Sie deckte im Arbeitszimmer vor dem Feuer einen kleinen Tisch. Die Vorhänge waren zugezogen, die Glut mit frischer Kohle neu entfacht. Eifrig und mit hochgezogenen Augenbrauen schmierte sie Butter auf Toast; im gelben Licht der Lampe sah er die Schatten unter ihren Augen. Heiße Muffins, Marmelade und ein starker Tee, das emsige Kratzen des Messers auf den Toasts und der warme, süßliche Geruch des darübergestreuten Zimtes...

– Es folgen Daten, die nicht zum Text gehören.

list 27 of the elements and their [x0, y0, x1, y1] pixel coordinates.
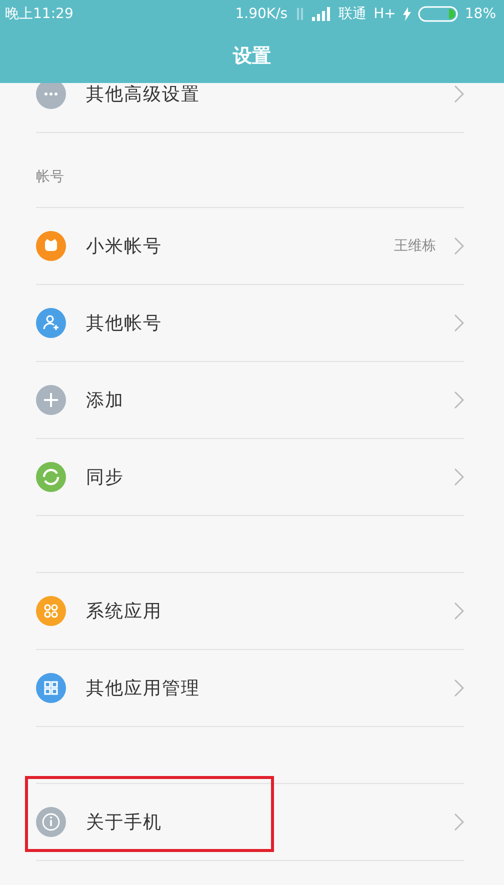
network-speed: 1.90K/s	[235, 6, 288, 22]
network-type: H+	[374, 6, 396, 22]
data-arrows-icon	[294, 6, 305, 22]
status-time: 晚上11:29	[5, 5, 74, 23]
account-name: 王维栋	[394, 237, 436, 255]
chevron-icon[interactable]	[454, 85, 464, 103]
chevron-icon[interactable]	[454, 679, 464, 697]
setting-label[interactable]: 其他应用管理	[86, 676, 200, 700]
battery-percent: 18%	[464, 6, 496, 22]
chevron-icon[interactable]	[454, 314, 464, 332]
chevron-icon[interactable]	[454, 391, 464, 409]
setting-label[interactable]: 小米帐号	[86, 234, 162, 258]
setting-label[interactable]: 添加	[86, 388, 124, 412]
carrier-name: 联通	[338, 5, 367, 23]
setting-label[interactable]: 同步	[86, 465, 124, 489]
chevron-icon[interactable]	[454, 468, 464, 486]
chevron-icon[interactable]	[454, 602, 464, 620]
battery-icon	[418, 6, 458, 22]
chevron-icon[interactable]	[454, 813, 464, 831]
setting-label[interactable]: 其他帐号	[86, 311, 162, 335]
section-header: 帐号	[36, 169, 64, 185]
signal-icon	[312, 7, 332, 21]
chevron-icon[interactable]	[454, 237, 464, 255]
setting-label[interactable]: 系统应用	[86, 599, 162, 623]
page-title: 设置	[232, 44, 272, 68]
setting-label[interactable]: 其他高级设置	[86, 83, 200, 106]
setting-label[interactable]: 关于手机	[86, 810, 162, 834]
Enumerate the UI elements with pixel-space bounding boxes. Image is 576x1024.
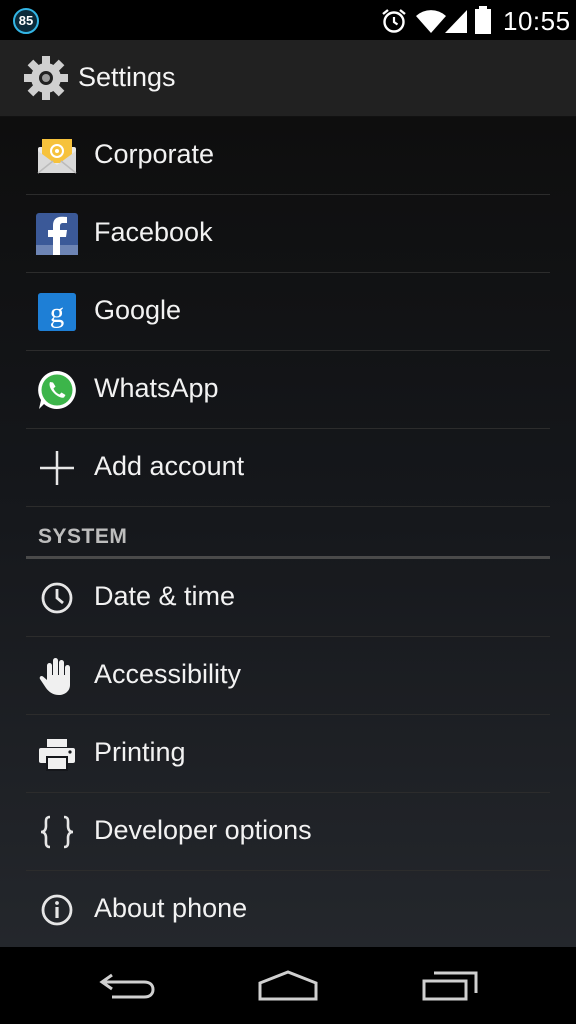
signal-icon bbox=[445, 10, 467, 33]
action-bar: Settings bbox=[0, 40, 576, 117]
alarm-icon bbox=[382, 9, 406, 33]
notification-badge[interactable]: 85 bbox=[13, 8, 39, 34]
account-label: WhatsApp bbox=[94, 373, 219, 403]
settings-item-printing[interactable]: Printing bbox=[26, 715, 550, 793]
account-label: Corporate bbox=[94, 139, 215, 169]
status-clock: 10:55 bbox=[503, 6, 571, 36]
settings-item-date-time[interactable]: Date & time bbox=[26, 559, 550, 637]
printer-icon bbox=[39, 739, 75, 771]
account-label: Add account bbox=[94, 451, 245, 481]
hand-icon bbox=[39, 658, 70, 695]
battery-icon bbox=[475, 6, 491, 34]
braces-icon bbox=[40, 815, 74, 849]
settings-item-about-phone[interactable]: About phone bbox=[26, 871, 550, 948]
navigation-bar bbox=[0, 947, 576, 1024]
account-item-google[interactable]: g Google bbox=[26, 273, 550, 351]
settings-item-accessibility[interactable]: Accessibility bbox=[26, 637, 550, 715]
plus-icon bbox=[40, 451, 74, 485]
google-icon: g bbox=[38, 293, 76, 331]
gear-icon[interactable] bbox=[22, 54, 70, 102]
settings-item-developer-options[interactable]: Developer options bbox=[26, 793, 550, 871]
settings-item-label: Developer options bbox=[94, 815, 312, 845]
back-icon[interactable] bbox=[98, 969, 158, 1003]
svg-text:g: g bbox=[50, 297, 64, 329]
info-icon bbox=[41, 894, 73, 926]
clock-icon bbox=[41, 582, 73, 614]
account-label: Google bbox=[94, 295, 182, 325]
settings-item-label: Accessibility bbox=[94, 659, 242, 689]
wifi-icon bbox=[416, 10, 446, 33]
whatsapp-icon bbox=[38, 371, 76, 409]
corporate-email-icon bbox=[37, 139, 77, 174]
account-label: Facebook bbox=[94, 217, 213, 247]
home-icon[interactable] bbox=[256, 969, 320, 1003]
settings-item-label: Printing bbox=[94, 737, 186, 767]
settings-item-label: Date & time bbox=[94, 581, 236, 611]
settings-list: Corporate Facebook g Google WhatsApp Add… bbox=[0, 117, 576, 947]
account-item-corporate[interactable]: Corporate bbox=[26, 117, 550, 195]
facebook-icon bbox=[36, 213, 78, 255]
status-bar: 85 10:55 bbox=[0, 0, 576, 40]
section-header-system: SYSTEM bbox=[26, 520, 550, 559]
account-item-whatsapp[interactable]: WhatsApp bbox=[26, 351, 550, 429]
add-account-item[interactable]: Add account bbox=[26, 429, 550, 507]
account-item-facebook[interactable]: Facebook bbox=[26, 195, 550, 273]
recents-icon[interactable] bbox=[420, 969, 480, 1003]
section-header-label: SYSTEM bbox=[38, 525, 128, 548]
page-title: Settings bbox=[78, 62, 176, 92]
settings-item-label: About phone bbox=[94, 893, 248, 923]
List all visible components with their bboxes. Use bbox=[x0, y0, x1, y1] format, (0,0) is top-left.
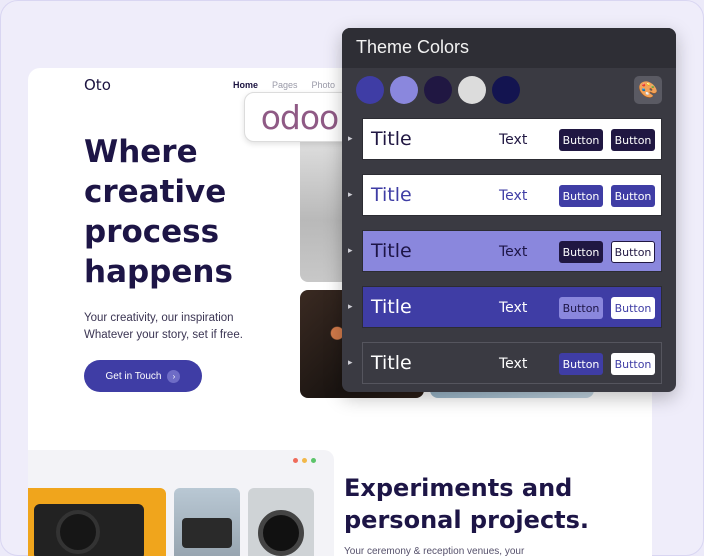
site-nav: Home Pages Photo bbox=[233, 80, 335, 90]
caret-right-icon: ▸ bbox=[348, 245, 353, 255]
hero-sub-line-1: Your creativity, our inspiration bbox=[84, 312, 234, 324]
section-subtitle: Your ceremony & reception venues, your bbox=[344, 546, 525, 556]
panel-title: Theme Colors bbox=[342, 28, 676, 68]
palette-icon: 🎨 bbox=[638, 82, 658, 99]
preset-button-secondary[interactable]: Button bbox=[611, 297, 655, 319]
color-swatch-1[interactable] bbox=[356, 76, 384, 104]
preset-text: Text bbox=[499, 132, 528, 148]
hero-sub-line-2: Whatever your story, set if free. bbox=[84, 329, 243, 341]
color-preset-5[interactable]: ▸ Title Text Button Button bbox=[348, 342, 662, 384]
preset-title: Title bbox=[371, 184, 412, 206]
preset-text: Text bbox=[499, 244, 528, 260]
odoo-logo: odoo bbox=[244, 92, 355, 142]
caret-right-icon: ▸ bbox=[348, 301, 353, 311]
color-preset-3[interactable]: ▸ Title Text Button Button bbox=[348, 230, 662, 272]
window-dots bbox=[293, 458, 316, 463]
preset-title: Title bbox=[371, 296, 412, 318]
gallery-image-camera bbox=[28, 488, 166, 556]
preset-button-secondary[interactable]: Button bbox=[611, 129, 655, 151]
preset-button-primary[interactable]: Button bbox=[559, 129, 603, 151]
gallery-image-lens bbox=[248, 488, 314, 556]
caret-right-icon: ▸ bbox=[348, 357, 353, 367]
preset-text: Text bbox=[499, 356, 528, 372]
preset-button-secondary[interactable]: Button bbox=[611, 185, 655, 207]
preset-button-secondary[interactable]: Button bbox=[611, 353, 655, 375]
caret-right-icon: ▸ bbox=[348, 133, 353, 143]
get-in-touch-button[interactable]: Get in Touch › bbox=[84, 360, 202, 392]
preset-button-primary[interactable]: Button bbox=[559, 185, 603, 207]
nav-pages[interactable]: Pages bbox=[272, 80, 298, 90]
color-preset-2[interactable]: ▸ Title Text Button Button bbox=[348, 174, 662, 216]
preset-button-primary[interactable]: Button bbox=[559, 297, 603, 319]
preset-title: Title bbox=[371, 128, 412, 150]
site-logo[interactable]: Oto bbox=[84, 76, 111, 94]
arrow-right-icon: › bbox=[167, 369, 181, 383]
color-swatches bbox=[356, 76, 520, 104]
color-swatch-4[interactable] bbox=[458, 76, 486, 104]
hero-subtitle: Your creativity, our inspiration Whateve… bbox=[84, 310, 243, 344]
preset-text: Text bbox=[499, 300, 528, 316]
palette-button[interactable]: 🎨 bbox=[634, 76, 662, 104]
preset-text: Text bbox=[499, 188, 528, 204]
caret-right-icon: ▸ bbox=[348, 189, 353, 199]
color-swatch-5[interactable] bbox=[492, 76, 520, 104]
nav-home[interactable]: Home bbox=[233, 80, 258, 90]
odoo-logo-text: odoo bbox=[260, 97, 340, 137]
gallery-card bbox=[28, 450, 334, 556]
preset-button-secondary[interactable]: Button bbox=[611, 241, 655, 263]
color-swatch-2[interactable] bbox=[390, 76, 418, 104]
color-swatch-3[interactable] bbox=[424, 76, 452, 104]
preset-button-primary[interactable]: Button bbox=[559, 353, 603, 375]
theme-colors-panel: Theme Colors 🎨 ▸ Title Text Button Butto… bbox=[342, 28, 676, 392]
section-title: Experiments and personal projects. bbox=[344, 474, 590, 534]
preset-button-primary[interactable]: Button bbox=[559, 241, 603, 263]
preset-title: Title bbox=[371, 352, 412, 374]
gallery-image-film-camera bbox=[174, 488, 240, 556]
cta-label: Get in Touch bbox=[105, 370, 162, 382]
preset-title: Title bbox=[371, 240, 412, 262]
color-preset-4[interactable]: ▸ Title Text Button Button bbox=[348, 286, 662, 328]
color-preset-1[interactable]: ▸ Title Text Button Button bbox=[348, 118, 662, 160]
hero-title: Where creative process happens bbox=[84, 134, 233, 290]
nav-photo[interactable]: Photo bbox=[312, 80, 336, 90]
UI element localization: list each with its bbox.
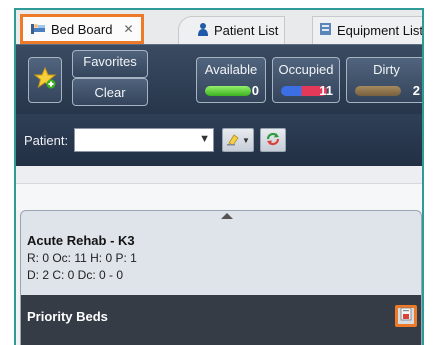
divider bbox=[16, 184, 422, 210]
status-label: Available bbox=[204, 62, 258, 77]
status-count: 2 bbox=[412, 83, 420, 98]
clear-button[interactable]: Clear bbox=[72, 78, 148, 106]
status-occupied[interactable]: Occupied 11 bbox=[272, 57, 340, 103]
chevron-down-icon: ▼ bbox=[199, 133, 210, 145]
refresh-icon bbox=[265, 131, 281, 150]
tab-equipment-list[interactable]: Equipment List bbox=[312, 16, 423, 44]
priority-beds-label: Priority Beds bbox=[27, 309, 108, 324]
status-count: 0 bbox=[251, 83, 259, 98]
close-icon[interactable]: ✕ bbox=[123, 22, 133, 36]
collapse-arrow-icon[interactable] bbox=[221, 213, 233, 219]
status-count: 11 bbox=[319, 83, 333, 98]
unit-card[interactable]: Acute Rehab - K3 R: 0 Oc: 11 H: 0 P: 1 D… bbox=[20, 210, 422, 345]
clear-filter-button[interactable]: ▼ bbox=[222, 128, 254, 152]
status-dirty[interactable]: Dirty 2 bbox=[346, 57, 422, 103]
priority-beds-header: Priority Beds bbox=[21, 295, 421, 345]
tab-label: Patient List bbox=[214, 23, 279, 38]
unit-stats-line: D: 2 C: 0 Dc: 0 - 0 bbox=[27, 268, 124, 282]
refresh-button[interactable] bbox=[260, 128, 286, 152]
tab-patient-list[interactable]: Patient List bbox=[178, 16, 286, 44]
available-indicator bbox=[205, 86, 251, 96]
priority-beds-button[interactable] bbox=[395, 305, 417, 327]
status-available[interactable]: Available 0 bbox=[196, 57, 266, 103]
patient-filter-bar: Patient: ▼ ▼ bbox=[16, 114, 422, 166]
dirty-indicator bbox=[355, 86, 401, 96]
star-add-icon bbox=[33, 66, 57, 95]
patient-icon bbox=[197, 22, 209, 39]
tab-bed-board[interactable]: Bed Board ✕ bbox=[20, 14, 144, 44]
patient-label: Patient: bbox=[24, 133, 69, 148]
divider bbox=[16, 166, 422, 184]
status-toolbar: Favorites Clear Available 0 Occupied 11 … bbox=[16, 44, 422, 114]
status-label: Dirty bbox=[373, 62, 400, 77]
bed-board-icon bbox=[30, 21, 46, 38]
eraser-icon bbox=[226, 132, 240, 149]
tab-bar: Bed Board ✕ Patient List Equipment List bbox=[16, 10, 423, 44]
status-label: Occupied bbox=[278, 62, 334, 77]
chevron-down-icon: ▼ bbox=[242, 135, 250, 145]
equipment-icon bbox=[319, 22, 332, 39]
patient-dropdown[interactable]: ▼ bbox=[74, 128, 214, 152]
document-icon bbox=[400, 307, 412, 326]
tab-label: Equipment List bbox=[337, 23, 423, 38]
add-favorite-button[interactable] bbox=[28, 57, 62, 103]
tab-label: Bed Board bbox=[51, 21, 113, 37]
unit-name: Acute Rehab - K3 bbox=[27, 233, 135, 248]
favorites-button[interactable]: Favorites bbox=[72, 50, 148, 78]
bed-board-window: Bed Board ✕ Patient List Equipment List bbox=[14, 8, 424, 345]
unit-stats-line: R: 0 Oc: 11 H: 0 P: 1 bbox=[27, 251, 137, 265]
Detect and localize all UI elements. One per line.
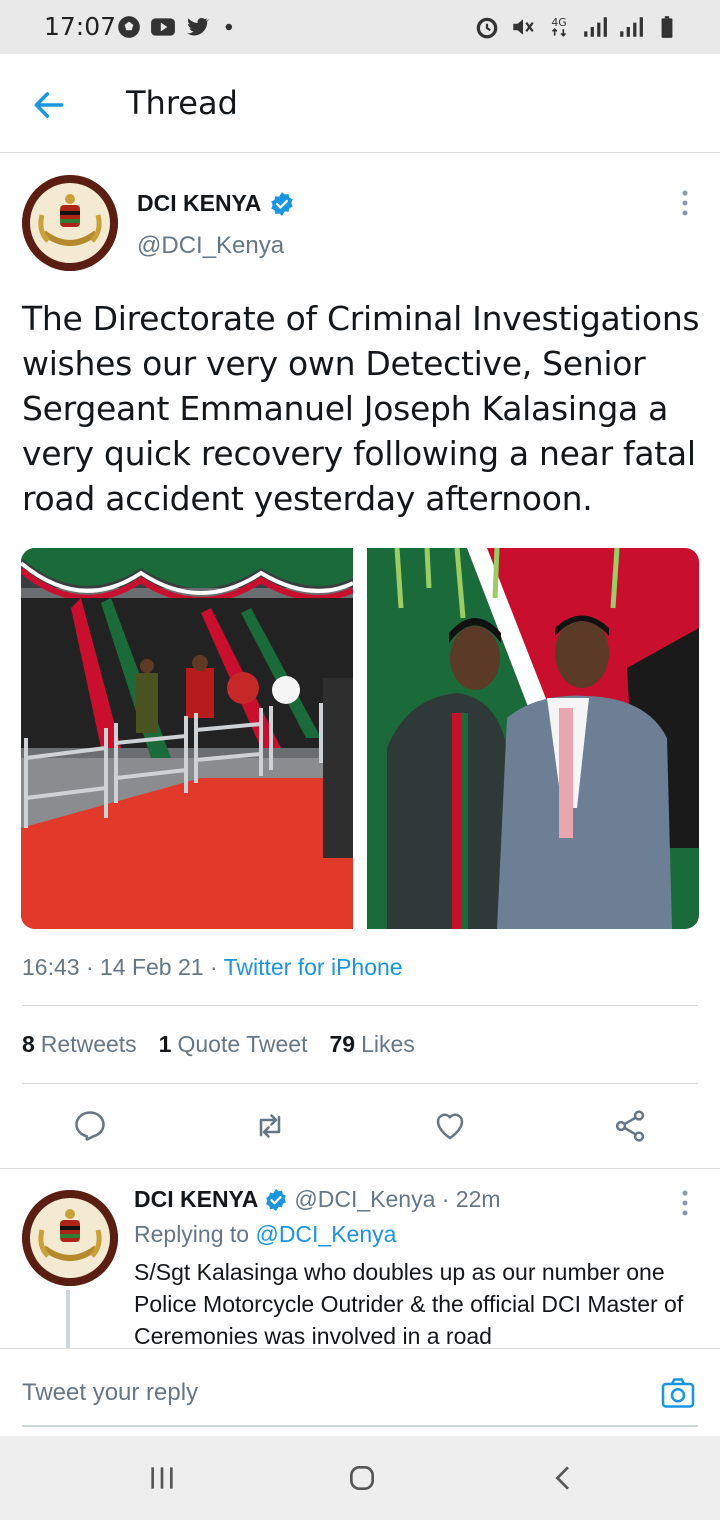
quotes-label: Quote Tweet (177, 1031, 308, 1057)
author-name-text: DCI KENYA (137, 190, 262, 216)
police-emblem-icon (22, 175, 118, 271)
soccer-ball-icon (118, 16, 140, 38)
status-time: 17:07 (44, 12, 117, 41)
retweets-label: Retweets (40, 1031, 137, 1057)
tweet-photo-2[interactable] (367, 548, 699, 929)
likes-label: Likes (361, 1031, 415, 1057)
signal-icon (620, 17, 643, 37)
divider (0, 1168, 720, 1169)
tweet-photo-1[interactable] (21, 548, 353, 929)
share-icon[interactable] (612, 1108, 648, 1144)
reply-author-row[interactable]: DCI KENYA @DCI_Kenya · 22m (134, 1186, 501, 1213)
reply-text: S/Sgt Kalasinga who doubles up as our nu… (134, 1259, 684, 1348)
tweet-source-link[interactable]: Twitter for iPhone (224, 954, 403, 980)
replying-to: Replying to @DCI_Kenya (134, 1221, 396, 1248)
twitter-icon (187, 18, 210, 36)
replying-to-link[interactable]: @DCI_Kenya (255, 1221, 396, 1247)
more-options-icon[interactable] (675, 1188, 695, 1218)
retweets-stat[interactable]: 8 Retweets (22, 1031, 137, 1058)
recent-apps-icon[interactable] (146, 1462, 178, 1494)
likes-count: 79 (329, 1031, 356, 1057)
signal-icon (584, 17, 607, 37)
tweet-actions (0, 1100, 720, 1152)
divider (22, 1083, 698, 1084)
tweet-text: The Directorate of Criminal Investigatio… (22, 299, 700, 518)
tweet-timestamp: 16:43 · 14 Feb 21 · (22, 954, 224, 980)
reply-icon[interactable] (72, 1108, 108, 1144)
verified-badge-icon (271, 191, 294, 216)
avatar[interactable] (22, 175, 118, 271)
battery-icon (661, 16, 673, 38)
home-icon[interactable] (346, 1462, 378, 1494)
dot-icon (225, 23, 233, 31)
mute-icon (513, 19, 534, 35)
more-options-icon[interactable] (675, 188, 695, 218)
camera-icon[interactable] (660, 1375, 696, 1411)
reply-input[interactable] (22, 1373, 622, 1413)
reply-underline (22, 1425, 698, 1427)
author-handle[interactable]: @DCI_Kenya (137, 232, 284, 260)
reply-avatar[interactable] (22, 1190, 118, 1286)
author-name[interactable]: DCI KENYA (137, 190, 295, 217)
svg-text:4G: 4G (551, 16, 566, 29)
tweet-stats: 8 Retweets 1 Quote Tweet 79 Likes (22, 1031, 415, 1058)
reply-author-handle: @DCI_Kenya · 22m (294, 1186, 501, 1212)
tweet-meta: 16:43 · 14 Feb 21 · Twitter for iPhone (22, 954, 403, 981)
quotes-stat[interactable]: 1 Quote Tweet (159, 1031, 308, 1058)
retweet-icon[interactable] (252, 1108, 288, 1144)
youtube-icon (151, 18, 175, 36)
reply-composer (0, 1348, 720, 1436)
reply-author-name: DCI KENYA (134, 1186, 259, 1212)
divider (22, 1005, 698, 1006)
retweets-count: 8 (22, 1031, 35, 1057)
system-nav-bar (0, 1436, 720, 1520)
ceremony-photo (21, 548, 353, 929)
status-bar: 17:07 4G (0, 0, 720, 54)
back-arrow-icon[interactable] (30, 86, 68, 124)
police-emblem-icon (22, 1190, 118, 1286)
page-title: Thread (126, 84, 238, 122)
back-icon[interactable] (548, 1462, 580, 1494)
like-icon[interactable] (432, 1108, 468, 1144)
likes-stat[interactable]: 79 Likes (329, 1031, 414, 1058)
replying-prefix: Replying to (134, 1221, 256, 1247)
4g-icon: 4G (551, 16, 567, 37)
quotes-count: 1 (158, 1031, 172, 1057)
thread-connector-line (66, 1290, 70, 1348)
alarm-icon (476, 17, 498, 39)
portrait-photo (367, 548, 699, 929)
top-app-bar: Thread (0, 54, 720, 153)
verified-badge-icon (266, 1188, 287, 1211)
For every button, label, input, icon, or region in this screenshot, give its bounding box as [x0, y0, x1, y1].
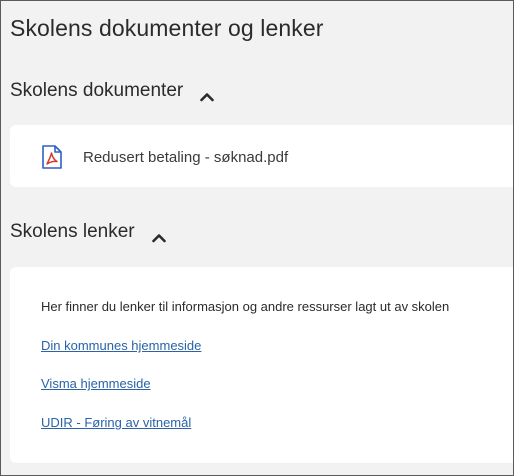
links-card: Her finner du lenker til informasjon og …: [10, 267, 513, 463]
link-visma-hjemmeside[interactable]: Visma hjemmeside: [41, 376, 151, 391]
link-udir-vitnemal[interactable]: UDIR - Føring av vitnemål: [41, 415, 191, 430]
documents-section-header[interactable]: Skolens dokumenter: [10, 79, 215, 103]
document-item[interactable]: Redusert betaling - søknad.pdf: [41, 145, 288, 169]
links-heading: Skolens lenker: [10, 221, 135, 242]
documents-card: Redusert betaling - søknad.pdf: [10, 125, 513, 187]
document-name[interactable]: Redusert betaling - søknad.pdf: [83, 149, 288, 166]
documents-heading: Skolens dokumenter: [10, 80, 184, 101]
pdf-file-icon: [41, 145, 63, 169]
links-section-header[interactable]: Skolens lenker: [10, 220, 166, 244]
app-frame: Skolens dokumenter og lenker Skolens dok…: [0, 0, 514, 476]
links-intro-text: Her finner du lenker til informasjon og …: [41, 299, 450, 314]
link-kommune-hjemmeside[interactable]: Din kommunes hjemmeside: [41, 338, 201, 353]
chevron-up-icon[interactable]: [151, 227, 166, 243]
chevron-up-icon[interactable]: [200, 86, 215, 102]
page-title: Skolens dokumenter og lenker: [10, 15, 324, 41]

Plötzlich blickte sie auf.
»Hör mal, willst du eigentlich deinen Tee nicht trinken?«
»Nein«, sagte er einfach. »Erzähl mir erst, was los ist.« Das Messer klirrte auf dem Teller, als sie es betont ruhig hinlegte. Ohne ihn anzusehen antwortete sie: »Es ist nichts. Ich mußte nur einfach aus dem Haus raus.«
»Iß du wenigstens etwas, ich habe keinen Hunger.«
»Ach, merkst du denn nicht, daß ich auch keinen habe?« fragte sie. »Es ist so gemütlich hier. Das Feuer, der Regen...« Sie spannte ihre Muskeln wie eine Katze und starrte auf eine Ecke des Kaminsimses. Zwischen ihnen dampften die Teetassen. Sie hockte auf einem alten durchgesessenen Sofa, dessen Bezug von einem müden Rot war. Der Umschlag, auf den er das Gedicht abgeschrieben hatte, war vor den Kamin gefallen und lag mit dem Gesicht nach oben. Sie nickte in die Richtung.
»Hast du Dr. Fell davon erzählt?«
»Ich hab' es erwähnt. Doch ich habe ihm noch nichts von deinem Einfall gesagt, daß es dabei möglicherweise um ein Versteck geht.«
Er stellte fest, daß er kaum wußte, wovon er sprach. Er erhob sich mit einer Bewegung, die so plötzlich kam wie ein Schlag vor die Brust. Seine Knie zitterten leicht, überdeutlich hörte er das Singen des Teekessels. Er sah ihre im flackernden Feuerschein hellen, ruhigen Augen, als er zum Sofa hinüberging. Einen Augenblick lang starrte sie ins Feuer, dann drehte sie sich zu ihm hin.
Als er wieder zu sich kam, starrte er selbst ins Feuer, die Hitze brannte in seinen Augen, von fern hörte er das Singen des Kessels und das Prasseln des Regens. Als er aufgehört hatte, sie zu küssen, ruhte sie lange Zeit reglos an seiner Schulter, die Augen fest geschlossen. Die Furcht, sie könnte ihn zurückweisen, war verflogen, das enorme Klopfen seines Herzens ließ nach und wich einem Frieden, der sich wie eine Decke um sie legte. Er hätte wie verrückt jubeln können und kam sich gleichzeitig ziemlich dumm vor. Als er sich zu ihr drehte, erschrak er, weil sie mit weit aufgerissenen Augen ausdruckslos die Zimmerdecke anstarrte.